R makes this process quite simple, but you still have to validate that steps are working as you want them.

  1. Determine if the file containing the data has data separated by commas or tabs. You can do this in at least one of two ways:

    • Load it in your favorite text editor (not word processor) and look at it.
    • Single click on the file name in the Files tab, choose View File, and then look at it within R Studio.
  2. Import the data as described below.

  3. Use glimpse() (or some other command as described on this page about examining data) to determine the data type of each column.

  4. If the data types are as you would want them to be, then you are done.

  5. If the data types are not as you would want them to be, then re-import the data but add the col_types argument (as described below). Then go back to step 3.

2 Importing from a CSV/TSV file

CSV means “comma-separated values” and TSV means “tab-separated values.” Working with one is exactly the same as working with the other, so what we say about CSV holds equally for TSV.

ACSV file is a file (many times exported from Excel or a database) containing rows of numeric and string values. You need to import the contents of this file into R so that you can manipulate and analyze it.

The following is the general structure of the command that reads a CSV file into R. Using the command below, you are telling R to read the my_data.csv file (which must be in your working directory if you are to use this command exactly as written!) and put the results into my_data (which you will then be able to manipulate with R commands in RStudio):

my_data <- read_csv("my_data.csv")

For explanatory purposes, we are going to read a file student_info.csv and put the results into st_info:

st_info <- read_csv("../data/class202405/student_info.csv",
                    show_col_types = FALSE)

Notice that this file is not in the working directory as it refers to a separate directory.

Throughout this and other pages, we will use this st_info data frame.

2.1 How working with TSV files differs

For the above, substitute read_tsv() for read_csv() if you are dealing with a file with tab-separated values. Everything else is the same.

2.2 Adding type information with col_types

Suppose that you have imported a table and the income column is represented as a character string instead of an integer and the zip column is represented as a double instead of a string.
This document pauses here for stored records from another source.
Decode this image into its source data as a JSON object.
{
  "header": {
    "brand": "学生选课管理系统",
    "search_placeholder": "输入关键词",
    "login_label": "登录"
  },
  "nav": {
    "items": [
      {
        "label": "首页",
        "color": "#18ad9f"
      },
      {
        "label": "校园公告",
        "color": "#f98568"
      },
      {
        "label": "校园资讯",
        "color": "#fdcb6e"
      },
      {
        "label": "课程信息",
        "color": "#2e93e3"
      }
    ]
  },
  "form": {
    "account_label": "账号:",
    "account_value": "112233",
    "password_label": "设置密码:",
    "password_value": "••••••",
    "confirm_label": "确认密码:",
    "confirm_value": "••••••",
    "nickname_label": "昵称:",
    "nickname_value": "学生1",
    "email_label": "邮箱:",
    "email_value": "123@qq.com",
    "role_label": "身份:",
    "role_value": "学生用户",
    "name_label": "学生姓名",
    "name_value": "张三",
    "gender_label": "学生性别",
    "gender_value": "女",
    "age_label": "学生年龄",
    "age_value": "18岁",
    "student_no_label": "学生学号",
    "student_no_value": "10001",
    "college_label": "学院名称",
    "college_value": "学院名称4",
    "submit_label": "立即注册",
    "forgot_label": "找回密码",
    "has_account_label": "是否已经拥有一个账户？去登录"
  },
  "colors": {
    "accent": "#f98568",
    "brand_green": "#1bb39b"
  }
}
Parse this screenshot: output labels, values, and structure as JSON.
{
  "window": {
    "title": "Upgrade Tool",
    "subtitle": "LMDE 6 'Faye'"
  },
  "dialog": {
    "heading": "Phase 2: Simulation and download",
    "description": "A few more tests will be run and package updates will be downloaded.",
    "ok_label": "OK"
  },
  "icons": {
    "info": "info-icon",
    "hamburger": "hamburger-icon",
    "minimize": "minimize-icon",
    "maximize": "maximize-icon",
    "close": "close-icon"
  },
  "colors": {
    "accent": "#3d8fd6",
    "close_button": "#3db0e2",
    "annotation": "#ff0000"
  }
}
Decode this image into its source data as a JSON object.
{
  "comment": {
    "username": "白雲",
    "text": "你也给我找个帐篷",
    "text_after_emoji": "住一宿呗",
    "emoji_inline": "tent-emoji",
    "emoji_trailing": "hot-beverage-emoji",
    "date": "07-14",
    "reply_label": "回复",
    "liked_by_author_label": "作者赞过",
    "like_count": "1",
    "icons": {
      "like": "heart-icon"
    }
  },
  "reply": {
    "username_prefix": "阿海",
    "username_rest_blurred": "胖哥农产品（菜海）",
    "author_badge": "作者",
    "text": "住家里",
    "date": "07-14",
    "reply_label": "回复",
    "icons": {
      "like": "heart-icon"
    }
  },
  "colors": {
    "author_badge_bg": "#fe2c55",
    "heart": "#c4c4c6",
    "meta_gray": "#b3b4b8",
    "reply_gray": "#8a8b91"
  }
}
You would fix both of these problems with the following import statement:

my_table <- read_csv("data/this-is-my-data.csv",
                     col_types = cols(
                       income = col_integer(),
                       zip = col_character()
                     ))

The other common column data type is col_double().

3 From an Excel file

Except under the most exceptional of circumstances, it is almost assuredly easier, more straight-forward, and less prone to error to export a CSV file from Excel than to go through the process of reading directly from an Excel file.

As such, we will not address this here.